MATERIALS AND METHODS

Protein structure networks and elastic network models

ProSNEx offers the construction of several types of unweighted and weighted networks. Unweighted networks can be constructed by selecting one of the four methods for edge assignment between nodes (carbon-alpha, carbon-beta, atom-pair interaction and interaction strength). In the carbon-alpha and carbon-beta networks, only carbon-alpha or carbon-beta atom positions from the input PDB structure are used to specify the edges in the network, respectively. Edges between nodes are added only if two atoms are closer than the user-specified threshold (cutoff) distance. In the atom-pair interaction network, edges between nodes are added if at least one atom from a residue is closer than the user-specified distance threshold to at least one atom from another residue. In the interaction strength network, edges between nodes are added only if the interaction strength is higher than the user-specified threshold. The interaction strength calculations are based on (34). Once the network edge assignment type is selected, ProSNEx can also assign weights to edges, yielding a weighted network. Here, four options are offered to the user. Using either one of the first two options; the user can construct a weighted PSN by extracting weights from DCCMs calculation from of GNM/ANM simulations or the NMA method of Wako et al. (76–78). In the latter case, normalized and time-averaged cross-correlations, as reported at the Promode-elastic database of PDB Japan, are used (77,79). Hence, this option is not available for custom PDB files. The GNM and ANM calculations are performed by ProSNEx server. In the third option, the user is given the option to choose average force-field based interaction energies from a MD simulation trajectory as edge weights to construct a PEN. Here, average interaction energies in the file format returned by gRINN (31) is accepted. In the last option, the interaction strength values are taken from (80). Following network construction, global and local network metrics are calculated. Specifically, average degree, path length, network density, clustering coefficient as well as node (residue)-centric metrics including node degrees, betweenness-centrality and closeness-centrality are calculated and reported. Additionally, shortest path between two selected nodes and k-cliques are calculated as well.

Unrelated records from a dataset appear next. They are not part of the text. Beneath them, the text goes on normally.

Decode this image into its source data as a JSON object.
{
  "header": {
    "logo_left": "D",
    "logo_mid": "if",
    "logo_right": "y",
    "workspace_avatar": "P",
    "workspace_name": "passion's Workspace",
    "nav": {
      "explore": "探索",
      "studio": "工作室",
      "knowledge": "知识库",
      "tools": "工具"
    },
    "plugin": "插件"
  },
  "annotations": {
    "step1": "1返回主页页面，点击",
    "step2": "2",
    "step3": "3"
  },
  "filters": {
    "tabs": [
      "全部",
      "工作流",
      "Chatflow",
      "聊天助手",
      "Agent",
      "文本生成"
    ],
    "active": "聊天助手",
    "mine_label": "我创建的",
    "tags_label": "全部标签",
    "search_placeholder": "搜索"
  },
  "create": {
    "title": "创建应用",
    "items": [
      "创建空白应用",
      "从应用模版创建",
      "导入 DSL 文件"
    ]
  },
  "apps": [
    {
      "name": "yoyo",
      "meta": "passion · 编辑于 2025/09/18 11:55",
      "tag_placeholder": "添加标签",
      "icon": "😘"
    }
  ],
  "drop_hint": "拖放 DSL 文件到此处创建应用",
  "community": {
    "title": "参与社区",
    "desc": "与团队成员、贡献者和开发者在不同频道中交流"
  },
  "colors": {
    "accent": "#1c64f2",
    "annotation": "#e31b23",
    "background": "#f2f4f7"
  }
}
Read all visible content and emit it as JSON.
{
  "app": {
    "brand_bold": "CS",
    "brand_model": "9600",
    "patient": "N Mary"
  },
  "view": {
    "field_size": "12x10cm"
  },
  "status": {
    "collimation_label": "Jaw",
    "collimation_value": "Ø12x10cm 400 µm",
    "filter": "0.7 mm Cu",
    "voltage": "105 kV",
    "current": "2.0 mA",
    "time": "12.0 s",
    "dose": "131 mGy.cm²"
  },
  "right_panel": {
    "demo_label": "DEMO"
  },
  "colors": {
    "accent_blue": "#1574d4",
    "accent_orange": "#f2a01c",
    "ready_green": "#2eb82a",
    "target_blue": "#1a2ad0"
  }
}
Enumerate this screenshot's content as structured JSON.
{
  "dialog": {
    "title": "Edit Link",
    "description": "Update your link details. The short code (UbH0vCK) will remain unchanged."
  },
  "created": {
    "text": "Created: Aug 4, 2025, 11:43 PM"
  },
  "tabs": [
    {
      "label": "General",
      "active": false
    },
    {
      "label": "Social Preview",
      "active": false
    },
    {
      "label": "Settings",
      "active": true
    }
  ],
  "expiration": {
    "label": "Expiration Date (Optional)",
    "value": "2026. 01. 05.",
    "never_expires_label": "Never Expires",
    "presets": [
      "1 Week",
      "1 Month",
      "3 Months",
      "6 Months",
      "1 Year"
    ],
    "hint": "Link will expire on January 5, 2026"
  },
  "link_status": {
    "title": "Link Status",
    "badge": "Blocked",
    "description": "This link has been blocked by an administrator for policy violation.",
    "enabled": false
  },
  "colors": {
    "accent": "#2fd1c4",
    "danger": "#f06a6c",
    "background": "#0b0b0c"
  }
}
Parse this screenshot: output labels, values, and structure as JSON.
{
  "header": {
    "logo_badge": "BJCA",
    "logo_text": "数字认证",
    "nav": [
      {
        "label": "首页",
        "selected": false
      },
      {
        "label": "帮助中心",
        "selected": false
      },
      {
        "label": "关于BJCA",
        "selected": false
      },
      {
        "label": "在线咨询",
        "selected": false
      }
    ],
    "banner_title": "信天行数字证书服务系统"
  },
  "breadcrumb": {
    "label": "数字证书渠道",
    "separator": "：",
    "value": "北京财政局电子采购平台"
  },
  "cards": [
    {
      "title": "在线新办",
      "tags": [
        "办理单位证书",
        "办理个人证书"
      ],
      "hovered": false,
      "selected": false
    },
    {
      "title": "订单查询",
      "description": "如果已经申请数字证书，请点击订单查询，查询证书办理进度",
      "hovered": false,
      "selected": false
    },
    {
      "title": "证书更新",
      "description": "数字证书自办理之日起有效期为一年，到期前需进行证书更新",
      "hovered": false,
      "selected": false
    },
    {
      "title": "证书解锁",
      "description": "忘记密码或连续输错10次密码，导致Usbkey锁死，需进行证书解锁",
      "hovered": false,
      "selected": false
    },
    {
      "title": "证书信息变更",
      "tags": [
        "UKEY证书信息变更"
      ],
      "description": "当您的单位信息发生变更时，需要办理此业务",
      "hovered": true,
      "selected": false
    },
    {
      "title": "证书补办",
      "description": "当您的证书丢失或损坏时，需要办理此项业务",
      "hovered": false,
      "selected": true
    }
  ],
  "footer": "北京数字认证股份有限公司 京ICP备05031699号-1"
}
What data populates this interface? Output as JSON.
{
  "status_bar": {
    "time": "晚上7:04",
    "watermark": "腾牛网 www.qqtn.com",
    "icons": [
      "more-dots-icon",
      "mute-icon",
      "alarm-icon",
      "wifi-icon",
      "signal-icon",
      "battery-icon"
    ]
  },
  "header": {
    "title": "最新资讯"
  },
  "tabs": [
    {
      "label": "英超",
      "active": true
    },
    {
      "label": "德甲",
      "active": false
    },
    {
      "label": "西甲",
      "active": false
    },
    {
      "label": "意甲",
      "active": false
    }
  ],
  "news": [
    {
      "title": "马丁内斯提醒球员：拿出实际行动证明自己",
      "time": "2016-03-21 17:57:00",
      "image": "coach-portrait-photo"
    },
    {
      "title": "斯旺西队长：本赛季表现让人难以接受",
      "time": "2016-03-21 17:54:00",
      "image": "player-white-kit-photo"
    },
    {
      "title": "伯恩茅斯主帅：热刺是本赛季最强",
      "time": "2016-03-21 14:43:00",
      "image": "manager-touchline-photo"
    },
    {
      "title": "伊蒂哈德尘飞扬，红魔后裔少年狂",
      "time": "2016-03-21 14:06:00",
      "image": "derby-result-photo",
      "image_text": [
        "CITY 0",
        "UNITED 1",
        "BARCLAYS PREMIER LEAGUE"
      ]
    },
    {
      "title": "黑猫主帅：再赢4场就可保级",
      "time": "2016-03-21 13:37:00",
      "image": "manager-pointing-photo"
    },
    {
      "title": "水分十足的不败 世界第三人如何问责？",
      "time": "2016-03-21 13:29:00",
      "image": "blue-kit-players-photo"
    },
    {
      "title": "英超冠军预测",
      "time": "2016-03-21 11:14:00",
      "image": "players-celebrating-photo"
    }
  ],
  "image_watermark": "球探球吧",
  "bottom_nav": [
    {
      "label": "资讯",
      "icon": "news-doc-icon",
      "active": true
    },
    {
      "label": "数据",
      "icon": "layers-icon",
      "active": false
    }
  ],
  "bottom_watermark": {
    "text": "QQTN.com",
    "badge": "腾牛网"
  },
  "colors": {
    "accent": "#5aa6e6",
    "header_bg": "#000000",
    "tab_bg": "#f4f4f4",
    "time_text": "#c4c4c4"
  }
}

Sequence conservation profiles, protein annotations and interatomic interactions

If available, ProSNEx retrieves sequence conservation from the CONSURF database (CONSURF-DB), which includes conservation scores calculated by the CONSURF method (81–83). If the user supplies a custom PDB file instead of a PDB access code or if no CONSURF score is available at CONSURF-DB for the given PDB access code, an option to import conservation scores in the format returned by the CONSURF server is available following network construction. ProSNEx also retrieves annotations (if available) from the Uniprot database, including sequence variants, mutagenesis experiment results, etc. (84,85). Finally, interatomic interactions within the input structure are retrieved by using Arpeggio and annotated on the network structure (86).

RESULTS

Use case: investigating the sequence–structure–dynamics relationships in TEM-1 β-lactamase

We demonstrate the use of ProSNEx server for investigating the sequence–structure–dynamics relationships in a TEM-1 β-lactamase enzyme from Escherichia coli. ProsNEx main page includes a simple interface for entering a PDB code, selection of protein chains (if applicable) and network settings, respectively. (Figure 1A-B). Starting from a TEM-1β-lactamase structure (PDB code: 1ZG4), a weighted PSN (carbon-alpha network, threshold distance: 7 Å) was constructed using cross-correlations from an ANM simulation (threshold distance: 15 Å) as edge weights.
Figure 1.

(A) Select PDB window. (B) Network settings specification window (C–E) 3D structure of the molecule, Analysis Tools and Residue Interaction Network windows.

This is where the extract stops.